Por que o novo coronavírus preocupa tanto? Discussões de saúde pública e privada

Paulo André Stein Messetti, do Stein Messetti Advocacia em direito da saúde,é advogado formado na USP, especialista em direito médico e da saúde, mestre em bioética e doutorando em Ciências da Saúde pela Faculdade de Medicina do Centro Universitário Saúde ABC

O Wuhan 2019 talvez tenha sido o personagem principal do Carnaval de 2020. E impediu o país de começar o ano, mesmo depois da bacchanalia, o que já é inédito. Este novo coronavírus (cujo nome oficial é Sars-Cov-2, causador da doença Covid-19) assusta muita gente, mas algumas pessoas preferem compará-lo a uma simples gripe, acreditando que sua taxa de letalidade seja inferior ou equivalente à da gripe H1N1 (suína) ou à da H3N3 (comum) e que, portanto, não deve haver grandes repercussões na economia e no setor da saúde da maioria dos países do mundo com os estragos com que vem se apresentando.

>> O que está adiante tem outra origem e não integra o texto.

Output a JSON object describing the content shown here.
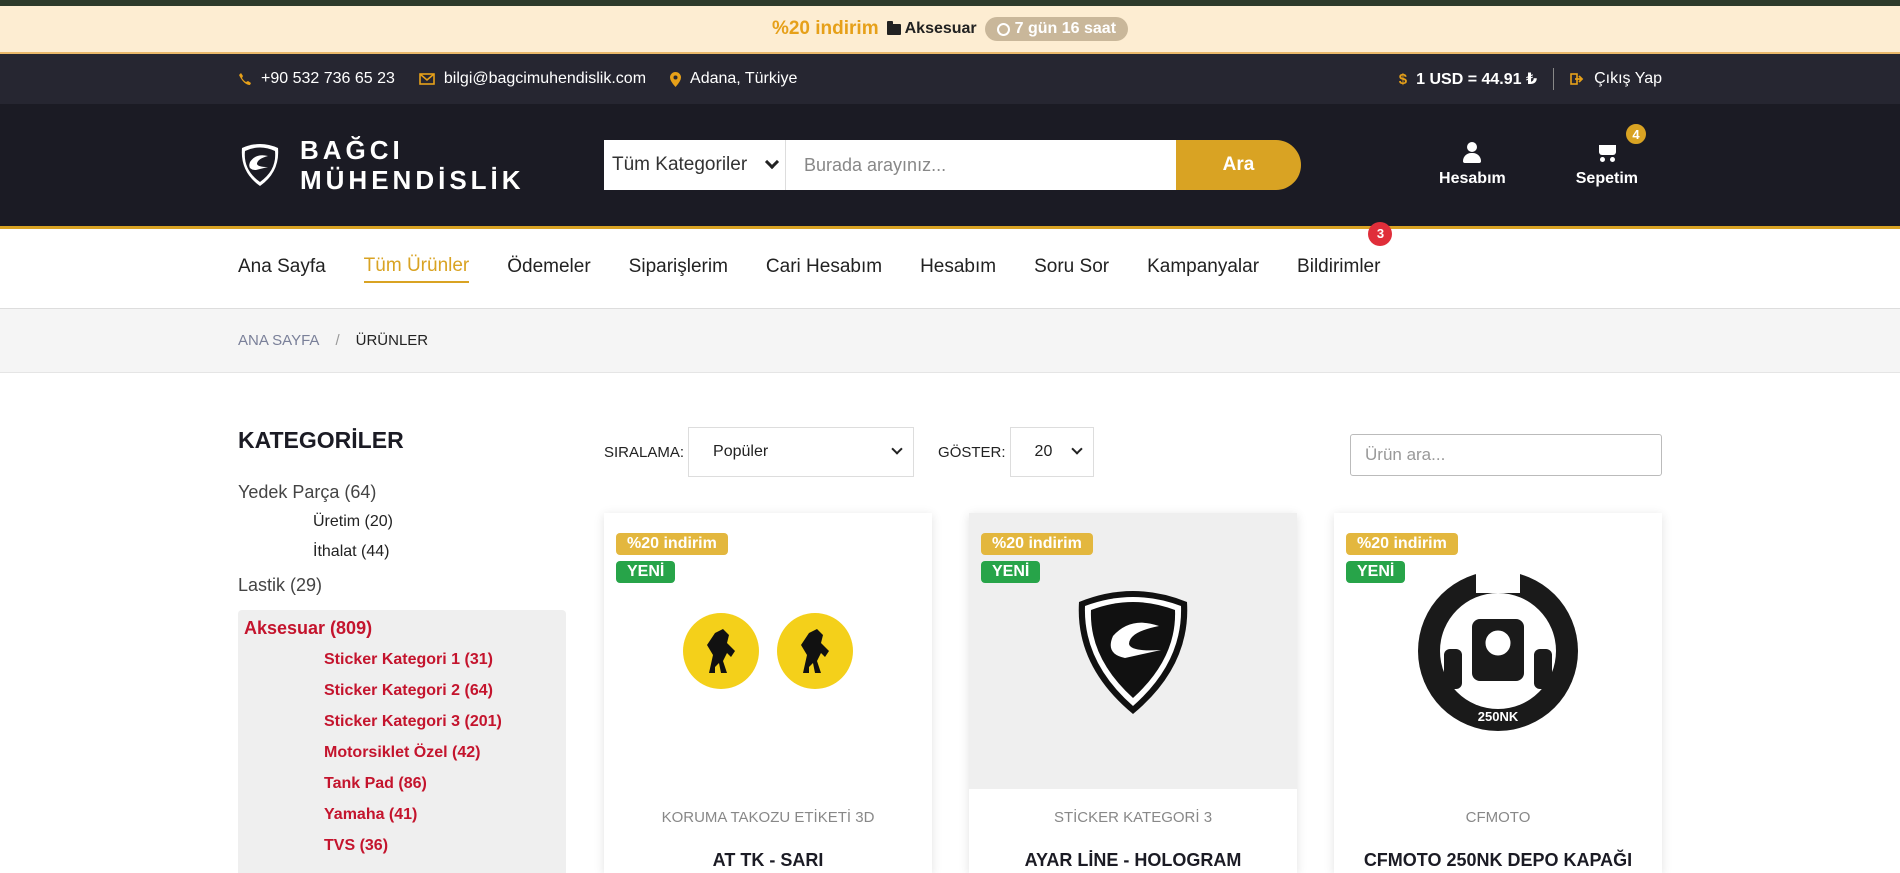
{
  "promo": {
    "discount": "%20 indirim",
    "category": "Aksesuar",
    "timer": "7 gün 16 saat"
  },
  "infobar": {
    "phone": "+90 532 736 65 23",
    "email": "bilgi@bagcimuhendislik.com",
    "location": "Adana, Türkiye",
    "currency": "1 USD = 44.91 ₺",
    "logout": "Çıkış Yap"
  },
  "header": {
    "brand_line1": "BAĞCI",
    "brand_line2": "MÜHENDİSLİK",
    "category_select": "Tüm Kategoriler",
    "search_placeholder": "Burada arayınız...",
    "search_button": "Ara",
    "account_label": "Hesabım",
    "cart_label": "Sepetim",
    "cart_count": "4"
  },
  "nav": {
    "items": [
      {
        "label": "Ana Sayfa"
      },
      {
        "label": "Tüm Ürünler"
      },
      {
        "label": "Ödemeler"
      },
      {
        "label": "Siparişlerim"
      },
      {
        "label": "Cari Hesabım"
      },
      {
        "label": "Hesabım"
      },
      {
        "label": "Soru Sor"
      },
      {
        "label": "Kampanyalar"
      },
      {
        "label": "Bildirimler"
      }
    ],
    "notification_count": "3"
  },
  "breadcrumb": {
    "home": "ANA SAYFA",
    "separator": "/",
    "current": "ÜRÜNLER"
  },
  "sidebar": {
    "title": "KATEGORİLER",
    "cat1": "Yedek Parça (64)",
    "cat1_sub1": "Üretim (20)",
    "cat1_sub2": "İthalat (44)",
    "cat2": "Lastik (29)",
    "cat3": "Aksesuar (809)",
    "cat3_subs": [
      "Sticker Kategori 1 (31)",
      "Sticker Kategori 2 (64)",
      "Sticker Kategori 3 (201)",
      "Motorsiklet Özel (42)",
      "Tank Pad (86)",
      "Yamaha (41)",
      "TVS (36)"
    ]
  },
  "toolbar": {
    "sort_label": "SIRALAMA:",
    "sort_value": "Popüler",
    "show_label": "GÖSTER:",
    "show_value": "20",
    "search_placeholder": "Ürün ara..."
  },
  "products": [
    {
      "discount": "%20 indirim",
      "new": "YENİ",
      "category": "KORUMA TAKOZU ETİKETİ 3D",
      "name": "AT TK - SARI"
    },
    {
      "discount": "%20 indirim",
      "new": "YENİ",
      "category": "STİCKER KATEGORİ 3",
      "name": "AYAR LİNE - HOLOGRAM"
    },
    {
      "discount": "%20 indirim",
      "new": "YENİ",
      "category": "CFMOTO",
      "name": "CFMOTO 250NK DEPO KAPAĞI",
      "image_text": "250NK"
    }
  ],
  "colors": {
    "accent": "#d9a323",
    "header_bg": "#1b1b24",
    "active_category": "#c4142d",
    "new_badge": "#27a449"
  }
}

Quem estaria certo?

Até o presente, o novo coronavírus (Sars-Cov-2) tem índice de letalidade próximo aos 3%, segundo informações da Organização Mundial da Saúde. Mas se questiona que a letalidade correta seria aquela relativa ao universo dos que pegaram a doença, e não ao dos índices oficiais, que estaria aquém do número real de casos. Mas, se não podemos trabalhar com dados oficiais, com quais trabalharíamos? Gripes cíclicas anuais giram em torno de 0,1% de letalidade, o que é bem inferior ao poder de matar infectados do Sars-Cov-2.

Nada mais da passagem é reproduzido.